What is validation_file for?

Hello there! Please someone, open the truth about validation_file in the fine tuning :slight_smile:
Why do I have to use it ? Documentation has a very poor information about validation_file !

A validation file is examples of the same quality as your training that are held out.

At the end of batches during fine-tuning, the generation is run on the trained model vs the validation examples to find the deviation by token scoring.

One can chart the progress to find where the AI model has become optimized for the full breadth of questions, while not becoming over-trained on specifically the inputs and outputs that are just in the training set.


@_j I’m about to test this myself, but I’m curious if there’s expected to be a difference between, say,
a. providing 50 training samples and no validation samples
b. providing 40 training samples and 10 validation samples.

In my case, I’m hoping that including some of samples that haven’t been taken well by the model in the validation set will improve those cases.

The validation file can be held-out questions of the same type, like you describe in the second example, but that can reduce the coverage and the inference ability of the AI if they are also just as valid for training, as they are only used for creating statistics.

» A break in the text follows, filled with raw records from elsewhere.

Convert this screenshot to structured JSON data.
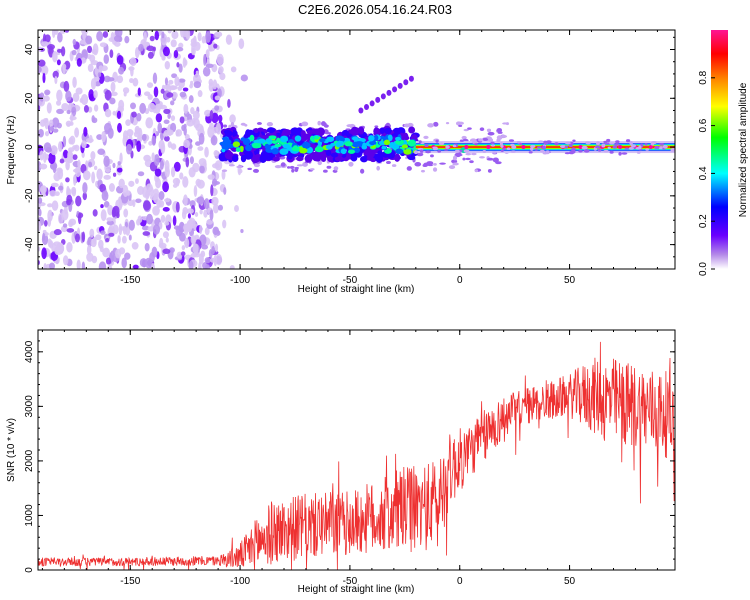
{
  "title": "C2E6.2026.054.16.24.R03",
  "chart_data": [
    {
      "type": "heatmap",
      "title": "C2E6.2026.054.16.24.R03",
      "xlabel": "Height of straight line (km)",
      "ylabel": "Frequency (Hz)",
      "xlim": [
        -192,
        98
      ],
      "ylim": [
        -50,
        48
      ],
      "xticks": [
        -150,
        -100,
        -50,
        0,
        50
      ],
      "xtick_labels": [
        "-150",
        "-100",
        "-50",
        "0",
        "50"
      ],
      "yticks": [
        -40,
        -20,
        0,
        20,
        40
      ],
      "ytick_labels": [
        "-40",
        "-20",
        "0",
        "20",
        "40"
      ],
      "colorbar": {
        "label": "Normalized spectral amplitude",
        "range": [
          0,
          1
        ],
        "ticks": [
          0.0,
          0.2,
          0.4,
          0.6,
          0.8
        ],
        "tick_labels": [
          "0.0",
          "0.2",
          "0.4",
          "0.6",
          "0.8"
        ],
        "colormap": [
          "#ffffff",
          "#8a2be2",
          "#0000ff",
          "#00ffff",
          "#00ff00",
          "#ffff00",
          "#ff8000",
          "#ff0000",
          "#ff1493"
        ]
      },
      "regions": [
        {
          "name": "noise",
          "x": [
            -192,
            -108
          ],
          "y": [
            -50,
            48
          ],
          "amplitude": 0.05
        },
        {
          "name": "echo-band",
          "x": [
            -108,
            -20
          ],
          "center_freq": 0,
          "spread_hz": 6,
          "amplitude": 0.4
        },
        {
          "name": "ground-line",
          "x": [
            -20,
            98
          ],
          "freq": 0,
          "amplitude": 0.95
        },
        {
          "name": "streak",
          "x": [
            -45,
            -22
          ],
          "freq_range": [
            15,
            28
          ],
          "amplitude": 0.1
        }
      ]
    },
    {
      "type": "line",
      "xlabel": "Height of straight line (km)",
      "ylabel": "SNR (10 * v/v)",
      "xlim": [
        -192,
        98
      ],
      "ylim": [
        0,
        4400
      ],
      "xticks": [
        -150,
        -100,
        -50,
        0,
        50
      ],
      "xtick_labels": [
        "-150",
        "-100",
        "-50",
        "0",
        "50"
      ],
      "yticks": [
        0,
        1000,
        2000,
        3000,
        4000
      ],
      "ytick_labels": [
        "0",
        "1000",
        "2000",
        "3000",
        "4000"
      ],
      "color": "#ee3030",
      "series": [
        {
          "name": "SNR",
          "envelope_x": [
            -192,
            -150,
            -110,
            -100,
            -92,
            -85,
            -70,
            -50,
            -35,
            -25,
            -15,
            -10,
            -5,
            0,
            5,
            10,
            20,
            30,
            40,
            50,
            60,
            70,
            80,
            90,
            98
          ],
          "envelope_y": [
            150,
            150,
            170,
            250,
            500,
            700,
            800,
            850,
            1000,
            1100,
            1150,
            1200,
            1800,
            2000,
            2200,
            2400,
            2800,
            3000,
            3100,
            3200,
            3200,
            3100,
            3000,
            2900,
            2800
          ],
          "noise_amp": [
            80,
            80,
            90,
            250,
            500,
            600,
            600,
            600,
            700,
            800,
            800,
            900,
            700,
            600,
            500,
            500,
            400,
            350,
            350,
            400,
            700,
            800,
            800,
            800,
            800
          ]
        }
      ]
    }
  ]
}
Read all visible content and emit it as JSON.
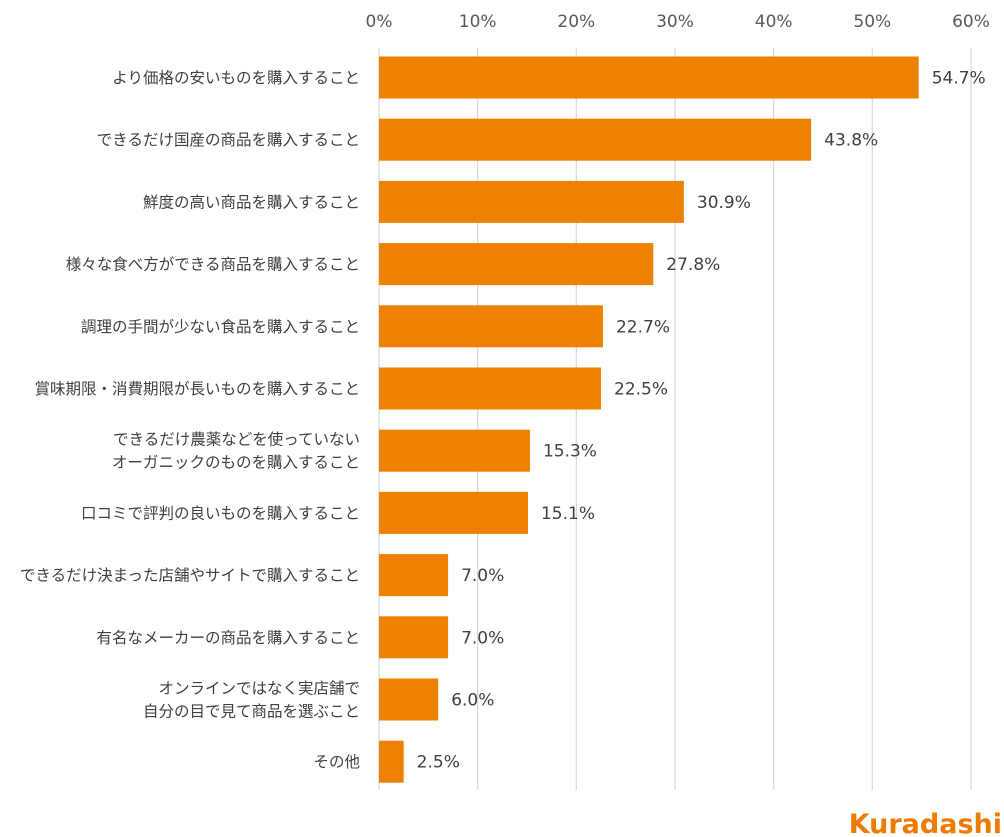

You can use the validation file for different applications than strictly another training set. Instead, you might have questions where the pretrained gpt-.35-turbo model is already proficient, and see how the quality degrades as you train on another system prompt and task.

thank you for your reply.

they are only used for creating statistics

this helped me understand better. do you know if, in the case where a validation file isn’t provided, openai uses the whole training file for validation, or a sample of it, or something else?

There is just no validation loss statistics or chart if you don’t include a validation file.

You can test out the fine-tune performance on new inputs instead of just getting only statistics for the investment of writing examples with the quality needed for training, but then not training on them.

@_j hey, sorry if this is the wrong place to ask, but since this topic was already discussing the validation_file:

Is it possible to add a validation_file to an already existing fine-tuning job? I seem to have forgotten to add it to an earlier model I fine-tuned, and I would rather not be charged to fine-tune it again…

I suppose you could get a single score, but not a learning rate, by continuing a fine-tuning model with your validation file, along with a minimum training file at 1 epoch of non-impactful learning multiplier. You pass more tokens, you are going to be charged again. And have another model name hanging around forever.

Or you could go for one more real n_epochs, so that you get a model with just a bit more reinforcement than before to compare.

You wouldn’t be able to obtain the original evaluations that happen at the end of each batch. It is really interpretation of the learning curve that is useful, not just a single point.

Thanks for the swift reply.

In that case I will probably have to train it gain.